Mode und Sprichwörter

Die Mode der verschiedenen Epochen gab oft genug der Obrigkeit Anlass zu Verodnungen, um das einfachere Volk etwas im Zaume zu halten. Es entstanden aber auch sehr viele Sprichwörter, die noch heute bekannt sind, deren Ursprung aber verloren ging. Wir haben einige Sprichwörter, die aus der historischen Mode heraus entstanden sind zusammengetragen, und versucht den Ursprung zu finden.Vielleicht habt Ihr Lust uns bei dieser Detektivarbeit zu helfen. Schickt uns doch Eure Sprichwörter; vielleicht habt Ihr ja schon die Erklärungen gefunden, oder wir finden sie gemeinsam.

Was bedeutet eigentlich: "Mit jemandem anbändeln" ?

Bänder waren seit vielen Jahrhunderten gerne gesehener Zierrat. Nicht nur Frauen, auch Männer schmückten ihre Kleidung mit bunten Bändern. Ein buntes Band aus edler Seide war ein willkommenes Geschenk von einem Herrn, die Dame konnte ihre Zuneigung durch ein von ihr höchst persöhnlich besticktes Band zeigen. Ein Band konnte ein neckischer Wettgewinn sein, für eine Mutprobe konnte der Held auch mal ein Strumpfband der Dame fordern. (Man denke nur an den englischen Hosenbandorden und seine Entstehungsgeschichte). Bänder konnten ganz offen oder vor den Ehegatten versteckt getragen werden und von Männern und Frauen gleichermaßen verschenkt werden. Die Bauernburschen konnten beim Hausierer ebenso Bänder erstehen wie der reiche Galan in edlerer Machart.
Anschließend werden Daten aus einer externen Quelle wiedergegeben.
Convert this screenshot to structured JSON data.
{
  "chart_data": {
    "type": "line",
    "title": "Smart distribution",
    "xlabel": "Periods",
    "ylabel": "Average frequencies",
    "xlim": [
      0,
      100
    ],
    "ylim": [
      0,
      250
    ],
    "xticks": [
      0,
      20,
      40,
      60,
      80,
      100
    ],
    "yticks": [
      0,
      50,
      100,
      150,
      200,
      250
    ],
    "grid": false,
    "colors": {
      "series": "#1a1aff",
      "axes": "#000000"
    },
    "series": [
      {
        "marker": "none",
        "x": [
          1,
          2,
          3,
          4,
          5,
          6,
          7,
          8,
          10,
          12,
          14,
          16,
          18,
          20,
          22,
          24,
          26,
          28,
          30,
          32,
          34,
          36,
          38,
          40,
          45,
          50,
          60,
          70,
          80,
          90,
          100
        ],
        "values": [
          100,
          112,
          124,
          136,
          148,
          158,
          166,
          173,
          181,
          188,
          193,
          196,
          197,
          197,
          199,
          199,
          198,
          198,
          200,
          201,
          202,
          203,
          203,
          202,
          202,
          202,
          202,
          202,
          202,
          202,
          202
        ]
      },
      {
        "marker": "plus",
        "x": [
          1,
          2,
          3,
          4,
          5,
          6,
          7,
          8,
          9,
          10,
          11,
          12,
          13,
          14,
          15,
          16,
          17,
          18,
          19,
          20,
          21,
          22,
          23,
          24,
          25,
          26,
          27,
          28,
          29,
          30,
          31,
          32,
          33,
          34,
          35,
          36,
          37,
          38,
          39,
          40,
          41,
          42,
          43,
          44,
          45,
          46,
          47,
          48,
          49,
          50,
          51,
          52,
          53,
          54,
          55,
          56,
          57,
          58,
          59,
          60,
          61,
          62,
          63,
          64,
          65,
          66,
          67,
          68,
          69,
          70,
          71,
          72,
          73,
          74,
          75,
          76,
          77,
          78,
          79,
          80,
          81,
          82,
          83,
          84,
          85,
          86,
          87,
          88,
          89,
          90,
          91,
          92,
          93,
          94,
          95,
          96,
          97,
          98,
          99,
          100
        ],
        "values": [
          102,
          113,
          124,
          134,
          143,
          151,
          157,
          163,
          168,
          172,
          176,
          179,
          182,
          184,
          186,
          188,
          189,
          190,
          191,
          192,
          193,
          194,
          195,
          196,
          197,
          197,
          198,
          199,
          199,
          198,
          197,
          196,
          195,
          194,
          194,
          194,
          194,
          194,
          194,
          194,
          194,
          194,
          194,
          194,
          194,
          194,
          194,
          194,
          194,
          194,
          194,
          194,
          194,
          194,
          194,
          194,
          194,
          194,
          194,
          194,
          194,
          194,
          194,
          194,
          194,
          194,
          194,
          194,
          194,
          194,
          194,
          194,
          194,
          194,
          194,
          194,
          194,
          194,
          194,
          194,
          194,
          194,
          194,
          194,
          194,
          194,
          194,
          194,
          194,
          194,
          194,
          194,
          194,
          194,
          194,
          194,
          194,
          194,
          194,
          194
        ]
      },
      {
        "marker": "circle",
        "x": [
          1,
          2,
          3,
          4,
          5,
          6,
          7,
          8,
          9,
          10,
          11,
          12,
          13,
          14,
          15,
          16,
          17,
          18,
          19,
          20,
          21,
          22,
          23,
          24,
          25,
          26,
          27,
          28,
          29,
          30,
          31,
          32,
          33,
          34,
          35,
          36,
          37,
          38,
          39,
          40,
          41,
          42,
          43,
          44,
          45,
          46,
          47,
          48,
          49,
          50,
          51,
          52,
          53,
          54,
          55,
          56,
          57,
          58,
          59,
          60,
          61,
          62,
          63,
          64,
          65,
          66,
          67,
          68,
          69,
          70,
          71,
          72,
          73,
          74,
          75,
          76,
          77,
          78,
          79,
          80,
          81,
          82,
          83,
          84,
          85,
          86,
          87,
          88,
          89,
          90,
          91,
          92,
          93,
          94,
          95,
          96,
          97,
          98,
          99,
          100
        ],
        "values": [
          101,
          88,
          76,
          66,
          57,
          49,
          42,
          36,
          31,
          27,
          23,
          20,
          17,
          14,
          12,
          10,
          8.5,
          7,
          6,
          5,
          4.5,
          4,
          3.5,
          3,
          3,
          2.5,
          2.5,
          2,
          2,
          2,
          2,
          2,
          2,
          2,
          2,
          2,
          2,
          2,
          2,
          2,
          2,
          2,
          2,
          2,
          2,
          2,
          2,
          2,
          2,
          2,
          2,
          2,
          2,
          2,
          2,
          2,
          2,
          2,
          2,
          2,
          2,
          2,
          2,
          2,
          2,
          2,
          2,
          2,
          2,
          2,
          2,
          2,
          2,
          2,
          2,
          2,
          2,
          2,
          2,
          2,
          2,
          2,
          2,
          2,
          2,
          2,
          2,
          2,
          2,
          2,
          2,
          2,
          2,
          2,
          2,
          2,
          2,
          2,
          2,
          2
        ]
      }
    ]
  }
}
Das "Anbändeln" war bei allen deshalb recht beliebt.

10.04.2005,, RL

Ebenso wie das Anbändeln kommt auch das "Herumnesteln" aus Zeiten längst vergangener Mode

Wenn man an der Kleidung herumzupft, so sagt man auch man "nestelt" herum. Man fühlt sich vielleicht unsicher und überprüft den Sitz der Kleidung. In alten Zeiten war ein solches Verhalten ganz sinnvoll um Peinlichkeiten zu vermeiden. Die Kleidung war tatsächlich mit Nesteln ( kleinen Bändern) befestigt. Die Hose war an das Wams angenestelt, Ober- und Unterkleidung war miteinander vernestelt, die Ärmel waren angenestelt, damit man Alltags- und Festtagsärmel austauschen konnte. Beim Ankleiden mußten also unzählige Bänder sicher verknotet werden, damit man nicht plötzlich ohne Hose oder anderes dastand. Ein Herumnesteln hatte also Sinn. In modernen Zeiten sind uns eigentlich nur noch die Schuhnesteln geblieben.